Bir “organizma” olarak devletin içinde ve dış ilişkilerinde, sınıflar matrisi alanlarında yaptığımız gözlemler, bir “biçim” değişikliği sürecinin, en azından, yaşanmakta olduğuna, belki de bu sürecin tamamlanma noktasına çok yaklaştığına güçlü bir biçimde işaret ediyor. Bu tartışmaya Faşizmin bir rejim değil devlet biçimi olduğunu düşünerek devam etmek gerekiyor.
Burada, hem yeni bir “hakikat rejiminin” topluma devlet tarafından dayatılması, hem de gerek “cemaat denen” bir örgütün etkileri, “mahalle baskısı” olarak tanımlanan süreçler, yeni bir “biyopolitiğin” (beden yönetme rejimi) de hızla topluma egemen olmaya başladığını, hatta kendisine uymayan “yaşam alanlarını”, devlet aygıtının şiddet araçlarından da yararlanarak yok etmeye çabaladığını düşündürüyor.
Tekelci sermayenin en gerici tercihi, toplumsal bir taban /hareket, devlete adeta her aşamada paralel bir makine gibi yapışmaya başladığı iddia edilen bir örgüt, totaliter bir ideoloji, paranoyak bir söylem (“darbe oluyor”, “Hrant Dink cinayeti aslında AKP’yi hedef alıyor” gibi...) faşist devlet biçiminin (Hem Dimitrov’un, hem Troçki’nin hem de Adorno’nun saptamaları bağlamında) bileşenlerini anımsatan özelliklere işaret ediyor.
Öbür taraftan, nispeten hala serbestçe yaşanan genel seçimler, medyada görülen göreli ve koşullu da olsa, daralmakta da olsa muhalefet, toplumsal muhalefetin, haklar mücadelelerinin, Kürt siyasi hareketinin çalışmalarının hala, giderek artan sıklıkta devlet şiddetiyle karşılaşıyor olsa da, açık olarak sürdürülebiliyor olması, bu devletin klasik faşist devletler anlamında, bir “totaliter” yapıyı henüz kuramamış olduğunu düşündürüyor.
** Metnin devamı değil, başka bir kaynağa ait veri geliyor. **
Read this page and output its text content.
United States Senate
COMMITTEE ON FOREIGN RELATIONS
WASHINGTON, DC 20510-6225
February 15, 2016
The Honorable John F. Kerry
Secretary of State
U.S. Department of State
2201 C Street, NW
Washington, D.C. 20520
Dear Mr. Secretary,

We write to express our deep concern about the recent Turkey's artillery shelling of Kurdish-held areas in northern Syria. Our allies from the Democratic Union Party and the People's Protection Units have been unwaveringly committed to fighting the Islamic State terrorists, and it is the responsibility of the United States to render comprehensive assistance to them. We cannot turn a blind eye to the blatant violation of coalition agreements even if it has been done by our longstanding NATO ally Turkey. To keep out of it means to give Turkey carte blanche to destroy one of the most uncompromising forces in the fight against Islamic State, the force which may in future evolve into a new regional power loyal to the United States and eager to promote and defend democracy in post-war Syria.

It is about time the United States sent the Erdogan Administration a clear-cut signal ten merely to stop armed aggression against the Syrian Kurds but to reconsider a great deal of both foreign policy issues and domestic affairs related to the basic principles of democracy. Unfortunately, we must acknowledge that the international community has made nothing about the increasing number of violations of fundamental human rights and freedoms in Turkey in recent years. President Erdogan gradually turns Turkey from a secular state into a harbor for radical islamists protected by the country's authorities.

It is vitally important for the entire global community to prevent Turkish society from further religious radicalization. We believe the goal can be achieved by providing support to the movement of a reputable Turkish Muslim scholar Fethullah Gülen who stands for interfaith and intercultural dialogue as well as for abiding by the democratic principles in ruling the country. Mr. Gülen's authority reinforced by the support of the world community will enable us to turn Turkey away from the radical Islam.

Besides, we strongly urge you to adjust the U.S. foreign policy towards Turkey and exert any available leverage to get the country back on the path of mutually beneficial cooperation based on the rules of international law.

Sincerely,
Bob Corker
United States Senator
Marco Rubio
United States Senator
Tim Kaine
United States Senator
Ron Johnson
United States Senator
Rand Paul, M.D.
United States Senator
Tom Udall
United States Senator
Bu anlamda gelişmeleri hala “rejim” bağlamında da düşünmek olanaklı olabiliyor. O zaman “hangi devlet biçimine ait bir rejim?” sorusu da gündeme geliyor
Sonuç olarak, devlet konusunu, tartışmaya ve araştırmaya, yeniden tartışmaya devam etmek gerekiyor.